Para mis doce años, la música se había convertido en una adicción.  Algo que no podía esquivar ni postergar.  Algo que me transportaba a lugares felices, me inmunizaba de aquello que me disgustaba y me servía de evasión cuando la realidad no era la más divertida del mundo.  Recuerdo haber pasado horas con el dedo morado sobre la tecla “REC” en un vano intento por capturar completa aquella canción deseada que la radio mezquinaba o pisaba obligándote a comprar el cassette o el long play.  Eso, si uno tenía la suerte de que el locutor habilitara los datos del cantante, de lo contrario iba a pasarme horas escuchando la radio para hacerme del dato que pudiera juntarme con esa melodía que me cansaba de cantar en la ducha.
Llegaría entonces el radio grabador y la pila de cassettes con compilados de horas y más horas de grabaciones de radio con temas que me ponían a bailar sobre la cama y cantar disfrazada con los camisones de mi vieja y un colador haciendo las veces de micrófono.  Días enteros tirada en la cama escuchando Bee Gees, Peter Frampton, Sui Generis o María Bethania (si, siempre fui de lo más ecléctica).

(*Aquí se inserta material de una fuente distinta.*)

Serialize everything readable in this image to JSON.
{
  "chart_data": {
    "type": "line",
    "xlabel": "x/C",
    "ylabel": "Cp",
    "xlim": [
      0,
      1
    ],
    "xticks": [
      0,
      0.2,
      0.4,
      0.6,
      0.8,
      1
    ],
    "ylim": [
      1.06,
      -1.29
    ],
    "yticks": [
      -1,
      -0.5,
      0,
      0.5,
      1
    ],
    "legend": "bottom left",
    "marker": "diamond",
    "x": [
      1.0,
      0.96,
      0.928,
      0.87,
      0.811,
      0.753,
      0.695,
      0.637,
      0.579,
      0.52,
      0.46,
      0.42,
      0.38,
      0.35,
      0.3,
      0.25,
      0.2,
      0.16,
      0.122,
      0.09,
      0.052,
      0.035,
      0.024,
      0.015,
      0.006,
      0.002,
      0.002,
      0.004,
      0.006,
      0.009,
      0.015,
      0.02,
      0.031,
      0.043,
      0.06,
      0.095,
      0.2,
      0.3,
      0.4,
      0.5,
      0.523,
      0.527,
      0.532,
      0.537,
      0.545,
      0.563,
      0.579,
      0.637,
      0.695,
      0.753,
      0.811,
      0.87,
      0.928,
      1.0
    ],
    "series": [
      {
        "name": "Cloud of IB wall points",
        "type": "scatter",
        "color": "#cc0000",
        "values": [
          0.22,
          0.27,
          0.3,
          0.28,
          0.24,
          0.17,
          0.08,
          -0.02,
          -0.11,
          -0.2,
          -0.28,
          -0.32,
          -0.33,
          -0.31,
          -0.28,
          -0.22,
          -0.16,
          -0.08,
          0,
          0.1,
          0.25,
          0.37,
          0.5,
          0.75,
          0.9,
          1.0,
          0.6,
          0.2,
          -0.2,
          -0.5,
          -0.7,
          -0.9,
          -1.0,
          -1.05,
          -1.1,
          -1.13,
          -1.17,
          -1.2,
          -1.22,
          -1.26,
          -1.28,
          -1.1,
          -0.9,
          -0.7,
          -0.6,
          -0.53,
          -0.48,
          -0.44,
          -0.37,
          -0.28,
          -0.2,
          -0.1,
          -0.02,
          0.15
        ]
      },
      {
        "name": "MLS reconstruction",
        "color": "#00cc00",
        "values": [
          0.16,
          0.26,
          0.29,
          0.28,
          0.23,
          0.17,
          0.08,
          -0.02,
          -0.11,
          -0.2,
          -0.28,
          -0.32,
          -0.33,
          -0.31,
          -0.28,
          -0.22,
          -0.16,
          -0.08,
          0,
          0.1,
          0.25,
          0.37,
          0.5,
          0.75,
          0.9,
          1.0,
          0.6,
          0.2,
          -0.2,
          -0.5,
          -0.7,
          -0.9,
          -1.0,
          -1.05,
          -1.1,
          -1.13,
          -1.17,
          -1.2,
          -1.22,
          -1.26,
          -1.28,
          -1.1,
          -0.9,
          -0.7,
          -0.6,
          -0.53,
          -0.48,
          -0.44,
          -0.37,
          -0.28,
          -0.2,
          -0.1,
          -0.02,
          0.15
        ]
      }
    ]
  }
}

Con la llegada del Walkman pude darle rienda suelta a mis gustos y escuchar a todo volumen aquello que me daba vergüencita porque no estaba de moda.  ¿Qué persona de 14 años escuchaba a María Creuza o Frank Sinatra en pleno auge de Génesis o Kiss?  Así fue como aprendí a despuntar la clandestinidad del vicio que había tomado posesión de mi alma.  Y fui por más.  Le saqué a mi viejo sus auriculares profesionales y los enchufé a su super equipo de música mientras me daba con altas dosis de Supertramp, Paul Williams y una Rapsodia Bohemia de Queen cuya pista erosioné hasta el cansancio.  Escuchaba y caminaba.  Escuchaba y bailaba. Y así fue como depilé la alfombra del living de mi casa hasta el cáñamo.  Enfrascada en ese mundo lleno de acordes y colores mi vida era una película de Spielberg.  Todo era mejor, todo tenía sentido; la fantasía se apoderaba de mi cabeza para llevársela lejos de ese tercer piso del barrio de Caballito donde mi familia se iba disgregando de a poco.  Recuerdo haberme dormido con el walkman en las orejas en el volumen más alto, para tapar las voces de mis padres que discutían hasta altas horas de la madrugada.  La música era mi refugio, mi remedio, mi panacea.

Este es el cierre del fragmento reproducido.